À cela s’ajoute également une prise de conscience de notre part, en tant que citoyen responsable et bien informé, à savoir, de vérifier les sources d’informations avant d’y croire et de les diffuser dans notre cercle social. Cependant, la problématique de la déontologie journalistique en tant que solution contre la méfiance des Gaulois envers les médias ne reste qu’ouverte. Qu’en pensez-vous?

En élargissant le débat, je voudrais vous demander – 

Les progrès en matière de technologies de la communication et d’intelligence artificielle sont si avancés qu’il est désormais possible de créer des contenus audio et vidéo dont les conséquences pourraient être catastrophiques : que ce soit la vidéo d’un dirigeant qui ordonne une frappe nucléaire ou un enregistrement de votre épouse qui vous réclame par téléphone votre code bancaire. À l’ère du numérique et de la propagation des fausses infos, de quelle manière la citoyenneté pourrait-elle écarter les bonimenteurs, distinguer la vérité de l’illusion? De quelle déontologie s’agit-il ici : la déontologie humaine ou virtuelle ? Qui s’occupe de ces critères sensibles ?


DISCLAIMER :
Les informations fournies dans cet article sont basées sur un travail approximatif selon les témoignages des candidats ayant passé l’examen DALF C1 dans différentes régions du monde. Les concepteurs DELF-DALF, CIEP n’ont aucune relation avec ce blog et ces informations. On n’a écrit cet article qu’avec le but d’aider les apprenant(e)s DELF-DALF. FLEPOURLEZEXPERTS ne prend aucune responsabilité concernant l’exactitude pour ces informations… 

Quelques sources d’inspiration pendant ma rédaction : 

  1. https://www.lepoint.fr/societe/tribune-le-conseil-de-deontologie-journalistique-est-un-piege-03-12-2019-2351164_23.php
  2. https://blogs.mediapart.fr/la-sdj-de-mediapart/blog/291119/conseil-de-deontologie-pourquoi-nous-n-y-participerons-pas
  3. https://www.washingtonpost.com/news/theworldpost/wp/2018/02/22/digital-reality/?noredirect=on
  4. https://www.presse-francophone.org/fr/generalites/article/quelle-deontologie-journalistique-sur-l-internet
  5. https://www.telerama.fr/medias/medias-pourquoi-la-creation-dun-conseil-de-deontologie-fait-polemique,n6558987.php
  6. He Predicted The 2016 Fake News Crisis.

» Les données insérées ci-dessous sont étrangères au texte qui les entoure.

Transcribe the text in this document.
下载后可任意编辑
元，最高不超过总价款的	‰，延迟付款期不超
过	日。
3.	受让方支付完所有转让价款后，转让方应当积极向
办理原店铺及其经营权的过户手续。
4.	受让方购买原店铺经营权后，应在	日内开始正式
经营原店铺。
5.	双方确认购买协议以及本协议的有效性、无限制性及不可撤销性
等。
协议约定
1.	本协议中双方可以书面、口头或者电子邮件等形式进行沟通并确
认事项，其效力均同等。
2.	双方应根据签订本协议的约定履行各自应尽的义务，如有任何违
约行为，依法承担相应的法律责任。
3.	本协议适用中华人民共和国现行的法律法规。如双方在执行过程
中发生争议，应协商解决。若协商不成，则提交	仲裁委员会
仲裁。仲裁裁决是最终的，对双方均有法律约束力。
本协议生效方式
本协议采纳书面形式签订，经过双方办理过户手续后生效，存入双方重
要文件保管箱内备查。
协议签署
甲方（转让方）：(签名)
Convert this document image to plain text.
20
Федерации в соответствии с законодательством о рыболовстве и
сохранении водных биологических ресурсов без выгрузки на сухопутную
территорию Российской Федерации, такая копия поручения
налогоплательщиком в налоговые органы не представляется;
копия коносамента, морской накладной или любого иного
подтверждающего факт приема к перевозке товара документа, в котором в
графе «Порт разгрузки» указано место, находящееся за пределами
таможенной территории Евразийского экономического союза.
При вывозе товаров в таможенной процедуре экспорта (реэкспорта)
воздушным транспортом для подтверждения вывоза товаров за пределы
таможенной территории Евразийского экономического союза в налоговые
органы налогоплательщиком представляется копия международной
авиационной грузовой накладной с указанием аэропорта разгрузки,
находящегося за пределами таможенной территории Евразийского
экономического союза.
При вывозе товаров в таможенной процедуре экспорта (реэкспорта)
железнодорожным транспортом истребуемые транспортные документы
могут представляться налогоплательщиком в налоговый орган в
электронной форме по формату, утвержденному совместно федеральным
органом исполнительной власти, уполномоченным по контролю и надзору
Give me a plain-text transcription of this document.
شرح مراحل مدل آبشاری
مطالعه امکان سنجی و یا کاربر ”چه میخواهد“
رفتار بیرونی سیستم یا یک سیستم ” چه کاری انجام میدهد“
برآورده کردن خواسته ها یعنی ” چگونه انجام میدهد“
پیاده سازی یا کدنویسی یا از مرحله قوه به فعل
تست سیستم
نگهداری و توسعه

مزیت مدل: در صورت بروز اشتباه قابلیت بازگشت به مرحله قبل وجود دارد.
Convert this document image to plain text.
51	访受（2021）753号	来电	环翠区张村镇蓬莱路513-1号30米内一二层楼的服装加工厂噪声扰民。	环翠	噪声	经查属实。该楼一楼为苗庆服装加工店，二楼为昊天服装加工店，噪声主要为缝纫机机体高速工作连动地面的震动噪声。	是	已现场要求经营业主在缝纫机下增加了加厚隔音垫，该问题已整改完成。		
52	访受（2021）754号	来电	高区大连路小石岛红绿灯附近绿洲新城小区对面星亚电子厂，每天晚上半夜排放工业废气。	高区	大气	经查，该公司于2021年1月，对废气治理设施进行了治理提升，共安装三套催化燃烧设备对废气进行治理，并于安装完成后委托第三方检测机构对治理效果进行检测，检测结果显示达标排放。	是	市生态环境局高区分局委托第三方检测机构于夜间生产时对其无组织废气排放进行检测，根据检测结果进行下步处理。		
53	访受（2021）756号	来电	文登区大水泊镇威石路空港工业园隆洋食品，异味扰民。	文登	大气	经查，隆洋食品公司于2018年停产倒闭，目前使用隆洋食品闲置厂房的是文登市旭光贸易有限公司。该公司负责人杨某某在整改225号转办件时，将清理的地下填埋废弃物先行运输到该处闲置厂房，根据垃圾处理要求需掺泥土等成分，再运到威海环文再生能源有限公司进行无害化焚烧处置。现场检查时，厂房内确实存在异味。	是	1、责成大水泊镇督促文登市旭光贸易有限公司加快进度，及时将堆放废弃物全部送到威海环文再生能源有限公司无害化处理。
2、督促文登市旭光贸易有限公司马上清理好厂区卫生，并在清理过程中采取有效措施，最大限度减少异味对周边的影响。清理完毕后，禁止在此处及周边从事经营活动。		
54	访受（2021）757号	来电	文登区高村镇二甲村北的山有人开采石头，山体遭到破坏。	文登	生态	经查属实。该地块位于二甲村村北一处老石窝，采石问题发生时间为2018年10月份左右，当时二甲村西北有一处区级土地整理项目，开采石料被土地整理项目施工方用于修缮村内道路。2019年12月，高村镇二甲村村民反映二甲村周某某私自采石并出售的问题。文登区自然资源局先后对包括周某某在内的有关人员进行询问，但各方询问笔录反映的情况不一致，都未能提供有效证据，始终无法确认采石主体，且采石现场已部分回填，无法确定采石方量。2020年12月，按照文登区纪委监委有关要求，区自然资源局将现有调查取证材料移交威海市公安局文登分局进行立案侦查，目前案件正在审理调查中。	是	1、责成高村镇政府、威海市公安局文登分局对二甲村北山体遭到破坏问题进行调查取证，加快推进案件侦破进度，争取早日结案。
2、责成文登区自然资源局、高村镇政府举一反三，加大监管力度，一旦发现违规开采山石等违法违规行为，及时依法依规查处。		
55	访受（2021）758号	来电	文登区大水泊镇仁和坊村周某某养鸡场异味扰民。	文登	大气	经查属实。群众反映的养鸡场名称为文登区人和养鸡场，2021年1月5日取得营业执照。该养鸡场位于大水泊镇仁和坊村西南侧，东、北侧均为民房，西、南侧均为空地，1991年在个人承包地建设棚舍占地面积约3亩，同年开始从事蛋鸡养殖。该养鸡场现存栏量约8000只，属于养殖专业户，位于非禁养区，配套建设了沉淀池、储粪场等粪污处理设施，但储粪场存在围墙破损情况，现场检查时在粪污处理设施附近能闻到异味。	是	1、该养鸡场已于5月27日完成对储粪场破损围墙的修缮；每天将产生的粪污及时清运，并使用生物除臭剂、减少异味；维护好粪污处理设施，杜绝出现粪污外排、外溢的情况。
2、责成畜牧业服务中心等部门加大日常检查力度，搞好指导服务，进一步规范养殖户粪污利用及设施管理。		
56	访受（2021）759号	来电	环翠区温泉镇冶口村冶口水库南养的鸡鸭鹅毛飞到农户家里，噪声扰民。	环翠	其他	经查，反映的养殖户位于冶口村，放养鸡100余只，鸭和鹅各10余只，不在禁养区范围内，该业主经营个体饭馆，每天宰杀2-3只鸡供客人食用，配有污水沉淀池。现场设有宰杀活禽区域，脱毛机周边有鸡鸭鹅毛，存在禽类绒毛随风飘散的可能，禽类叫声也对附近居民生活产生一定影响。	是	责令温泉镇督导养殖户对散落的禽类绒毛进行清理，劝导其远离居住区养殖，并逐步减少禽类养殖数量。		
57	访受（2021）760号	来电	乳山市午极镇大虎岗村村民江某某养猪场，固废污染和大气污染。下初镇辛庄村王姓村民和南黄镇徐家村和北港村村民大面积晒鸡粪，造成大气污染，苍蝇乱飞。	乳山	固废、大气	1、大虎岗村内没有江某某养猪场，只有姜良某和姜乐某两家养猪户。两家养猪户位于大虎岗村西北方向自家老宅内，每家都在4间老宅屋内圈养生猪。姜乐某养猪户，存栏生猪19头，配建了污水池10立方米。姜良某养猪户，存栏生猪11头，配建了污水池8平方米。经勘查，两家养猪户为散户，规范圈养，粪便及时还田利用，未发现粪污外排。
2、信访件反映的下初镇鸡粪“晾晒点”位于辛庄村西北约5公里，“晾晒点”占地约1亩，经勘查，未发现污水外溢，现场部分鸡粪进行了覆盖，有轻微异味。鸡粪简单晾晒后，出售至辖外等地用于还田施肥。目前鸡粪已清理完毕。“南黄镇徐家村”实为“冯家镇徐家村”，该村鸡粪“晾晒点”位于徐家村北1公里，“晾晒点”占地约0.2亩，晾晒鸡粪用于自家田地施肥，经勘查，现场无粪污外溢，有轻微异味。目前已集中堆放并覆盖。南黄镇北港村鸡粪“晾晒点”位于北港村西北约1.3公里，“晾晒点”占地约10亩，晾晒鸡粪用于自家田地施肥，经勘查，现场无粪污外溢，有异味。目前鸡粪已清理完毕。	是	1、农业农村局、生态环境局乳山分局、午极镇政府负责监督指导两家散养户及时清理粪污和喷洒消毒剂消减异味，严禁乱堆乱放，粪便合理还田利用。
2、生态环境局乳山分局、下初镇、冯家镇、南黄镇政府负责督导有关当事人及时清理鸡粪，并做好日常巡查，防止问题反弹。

Now He’s Worried About An Information Apocalypse. https://www.buzzfeednews.com/article/charliewarzel/the-terrifying-future-of-fake-news

Crédits pour les images :
1. Illustration vector created by pikisuperstar – www.freepik.com
2. Background vector created by brgfx – www.freepik.com

Auteur : chitvanbindal

Passionnée de la langue française et professeur FLE, Chitvan aime écrire sur les sujets de l'actualité avec une approche analytique-concise. Suivre son blog flepourlezexperts.com

Une réflexion sur « Quelles modalités pour la déontologie journalistique? »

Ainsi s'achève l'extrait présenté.